A search for flavour-changing neutral current (FCNC) events via the coupling of a top quark, a photon, and an up or charm quark is presented using 81 fb$^{-1}$ of proton-proton collision data taken at a centre-of-mass energy of 13 TeV with the ATLAS detector at the LHC. Events with a photon, an electron or muon, a $b$-tagged jet, and missing transverse momentum are selected. A neural network based on kinematic variables differentiates between events from signal and background processes. The data are consistent with the background-only hypothesis, and limits are set on the strength of the $tq\gamma$ coupling in an effective field theory. These are also interpreted as 95% CL upper limits on the cross section for FCNC $t\gamma$ production via a left-handed (right-handed) $tu\gamma$ coupling of 36 fb (78 fb) and on the branching ratio for $t\rightarrow \gamma u$ of $2.8\times 10^{-5}$ ($6.1\times 10^{-5}$). In addition, they are interpreted as 95% CL upper limits on the cross section for FCNC $t\gamma$ production via a left-handed (right-handed) $tc\gamma$ coupling of 40 fb (33 fb) and on the branching ratio for $t\rightarrow \gamma c$ of $22\times 10^{-5}$ ($18\times 10^{-5}$).

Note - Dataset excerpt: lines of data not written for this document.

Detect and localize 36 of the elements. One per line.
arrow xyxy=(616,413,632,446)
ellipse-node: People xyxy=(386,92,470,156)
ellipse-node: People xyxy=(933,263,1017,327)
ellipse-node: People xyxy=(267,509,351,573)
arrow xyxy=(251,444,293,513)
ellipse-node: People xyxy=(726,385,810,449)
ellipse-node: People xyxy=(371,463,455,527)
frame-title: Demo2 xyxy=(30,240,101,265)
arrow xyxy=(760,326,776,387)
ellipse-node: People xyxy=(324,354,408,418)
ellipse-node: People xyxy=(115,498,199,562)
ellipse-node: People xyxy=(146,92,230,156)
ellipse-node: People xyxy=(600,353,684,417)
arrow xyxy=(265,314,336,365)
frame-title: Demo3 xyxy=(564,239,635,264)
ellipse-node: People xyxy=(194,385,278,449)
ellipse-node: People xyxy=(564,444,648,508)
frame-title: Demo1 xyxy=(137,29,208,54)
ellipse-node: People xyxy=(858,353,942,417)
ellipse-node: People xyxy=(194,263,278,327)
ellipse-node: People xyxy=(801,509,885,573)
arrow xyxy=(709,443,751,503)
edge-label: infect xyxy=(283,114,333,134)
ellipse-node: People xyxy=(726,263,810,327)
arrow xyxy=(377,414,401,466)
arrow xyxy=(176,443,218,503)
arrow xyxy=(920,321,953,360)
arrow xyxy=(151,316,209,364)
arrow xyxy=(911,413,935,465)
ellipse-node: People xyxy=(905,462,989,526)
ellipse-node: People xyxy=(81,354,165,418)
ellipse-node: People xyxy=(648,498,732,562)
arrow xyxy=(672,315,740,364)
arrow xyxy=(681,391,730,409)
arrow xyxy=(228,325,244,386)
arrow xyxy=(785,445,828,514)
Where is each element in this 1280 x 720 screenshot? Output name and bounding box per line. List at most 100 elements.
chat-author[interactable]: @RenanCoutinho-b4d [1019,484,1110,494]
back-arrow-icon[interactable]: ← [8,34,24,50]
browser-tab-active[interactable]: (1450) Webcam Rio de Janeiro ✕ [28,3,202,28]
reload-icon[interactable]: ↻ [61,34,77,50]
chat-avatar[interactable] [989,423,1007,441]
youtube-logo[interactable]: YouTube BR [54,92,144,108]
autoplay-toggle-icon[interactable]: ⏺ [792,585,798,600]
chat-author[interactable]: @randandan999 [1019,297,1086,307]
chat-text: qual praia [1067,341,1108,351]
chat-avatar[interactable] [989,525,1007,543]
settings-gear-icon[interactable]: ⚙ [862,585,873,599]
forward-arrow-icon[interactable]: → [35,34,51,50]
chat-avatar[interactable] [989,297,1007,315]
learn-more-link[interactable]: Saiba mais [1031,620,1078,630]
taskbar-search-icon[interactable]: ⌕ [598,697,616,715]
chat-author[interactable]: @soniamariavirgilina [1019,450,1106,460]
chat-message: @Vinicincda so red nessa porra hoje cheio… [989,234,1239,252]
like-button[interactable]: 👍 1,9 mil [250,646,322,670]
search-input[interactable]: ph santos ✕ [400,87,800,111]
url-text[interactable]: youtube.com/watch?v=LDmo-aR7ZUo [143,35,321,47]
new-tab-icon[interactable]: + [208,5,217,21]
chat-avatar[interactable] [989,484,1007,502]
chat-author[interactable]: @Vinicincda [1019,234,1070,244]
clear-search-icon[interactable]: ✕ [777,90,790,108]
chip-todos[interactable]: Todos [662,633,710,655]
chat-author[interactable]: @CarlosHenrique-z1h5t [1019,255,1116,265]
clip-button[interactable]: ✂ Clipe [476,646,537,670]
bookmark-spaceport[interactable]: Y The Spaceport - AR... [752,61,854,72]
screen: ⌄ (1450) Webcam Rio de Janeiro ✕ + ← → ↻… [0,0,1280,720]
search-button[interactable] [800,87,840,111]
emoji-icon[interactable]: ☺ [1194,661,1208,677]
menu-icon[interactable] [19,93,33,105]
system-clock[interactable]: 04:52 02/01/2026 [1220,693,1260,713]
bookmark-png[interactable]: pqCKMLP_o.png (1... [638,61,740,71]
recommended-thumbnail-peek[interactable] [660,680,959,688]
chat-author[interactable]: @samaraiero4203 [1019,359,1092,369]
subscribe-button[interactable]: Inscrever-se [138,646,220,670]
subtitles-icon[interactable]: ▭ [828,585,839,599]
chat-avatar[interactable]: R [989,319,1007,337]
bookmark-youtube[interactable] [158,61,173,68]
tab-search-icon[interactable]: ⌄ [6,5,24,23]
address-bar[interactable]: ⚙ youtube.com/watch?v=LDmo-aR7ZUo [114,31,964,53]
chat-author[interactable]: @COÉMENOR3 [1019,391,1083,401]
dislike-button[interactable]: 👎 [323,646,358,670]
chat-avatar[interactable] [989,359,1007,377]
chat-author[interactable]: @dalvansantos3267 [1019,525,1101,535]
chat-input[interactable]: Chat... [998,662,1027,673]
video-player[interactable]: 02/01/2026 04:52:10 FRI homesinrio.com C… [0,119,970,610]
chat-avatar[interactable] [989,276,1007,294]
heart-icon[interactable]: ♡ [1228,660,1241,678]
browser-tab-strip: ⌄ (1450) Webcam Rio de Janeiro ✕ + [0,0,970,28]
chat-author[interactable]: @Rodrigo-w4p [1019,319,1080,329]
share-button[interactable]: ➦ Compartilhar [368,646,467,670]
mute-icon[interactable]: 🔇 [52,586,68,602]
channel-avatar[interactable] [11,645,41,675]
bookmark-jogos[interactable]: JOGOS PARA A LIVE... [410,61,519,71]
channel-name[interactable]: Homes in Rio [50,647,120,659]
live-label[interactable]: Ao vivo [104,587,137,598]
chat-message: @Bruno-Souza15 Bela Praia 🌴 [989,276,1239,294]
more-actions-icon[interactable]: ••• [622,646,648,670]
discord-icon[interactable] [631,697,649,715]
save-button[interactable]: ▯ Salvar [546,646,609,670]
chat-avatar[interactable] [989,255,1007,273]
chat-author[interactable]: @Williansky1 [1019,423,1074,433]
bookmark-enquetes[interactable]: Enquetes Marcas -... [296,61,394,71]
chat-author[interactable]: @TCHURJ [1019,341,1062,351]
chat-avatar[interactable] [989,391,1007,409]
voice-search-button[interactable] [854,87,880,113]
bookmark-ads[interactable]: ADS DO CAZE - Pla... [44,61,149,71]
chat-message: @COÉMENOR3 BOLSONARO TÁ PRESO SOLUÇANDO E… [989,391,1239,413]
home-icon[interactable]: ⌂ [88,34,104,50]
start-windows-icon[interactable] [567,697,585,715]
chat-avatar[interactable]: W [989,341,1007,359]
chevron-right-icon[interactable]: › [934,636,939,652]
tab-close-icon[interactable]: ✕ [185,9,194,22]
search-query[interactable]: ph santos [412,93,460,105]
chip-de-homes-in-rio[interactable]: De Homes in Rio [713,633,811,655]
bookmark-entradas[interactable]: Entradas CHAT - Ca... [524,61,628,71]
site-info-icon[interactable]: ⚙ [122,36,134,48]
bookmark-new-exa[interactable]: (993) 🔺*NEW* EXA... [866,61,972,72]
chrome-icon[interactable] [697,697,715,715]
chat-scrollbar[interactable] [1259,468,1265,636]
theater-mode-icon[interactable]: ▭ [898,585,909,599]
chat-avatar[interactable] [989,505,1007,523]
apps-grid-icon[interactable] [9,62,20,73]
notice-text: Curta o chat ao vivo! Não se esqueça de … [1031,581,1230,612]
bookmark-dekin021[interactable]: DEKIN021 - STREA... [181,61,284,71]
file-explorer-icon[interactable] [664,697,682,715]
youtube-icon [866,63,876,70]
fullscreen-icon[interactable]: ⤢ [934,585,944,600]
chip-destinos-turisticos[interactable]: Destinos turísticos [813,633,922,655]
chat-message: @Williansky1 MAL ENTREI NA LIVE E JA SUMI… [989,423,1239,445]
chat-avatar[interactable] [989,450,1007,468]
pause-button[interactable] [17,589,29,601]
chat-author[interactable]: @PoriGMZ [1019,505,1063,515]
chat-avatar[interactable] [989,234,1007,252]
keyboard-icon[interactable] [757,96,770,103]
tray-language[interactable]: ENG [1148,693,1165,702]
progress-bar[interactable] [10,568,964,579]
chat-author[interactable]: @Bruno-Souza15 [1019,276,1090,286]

Post-fit distributions of a background-only fit to the signal region (SR) and the control regions (CRs) of the NN output in the SR. In addition, the expected signal is overlaid for an effective coupling strength corresponding to the observed limit multiplied by a factor of ten.
Observed (expected) 95 % CL limits on the effective coupling strengths for different vertices and couplings, the production cross section, and the branching ratio. For the former, the energy scale is assumed to be $\Lambda$ = 1 TeV.
Post-fit distributions of a background-only fit to the SR and the CRs of the NN output in the SR for the $tu\gamma$ right-handed coupling. In addition, the expected signal is overlaid for an effective coupling strength corresponding to the observed limit multiplied by a factor of ten.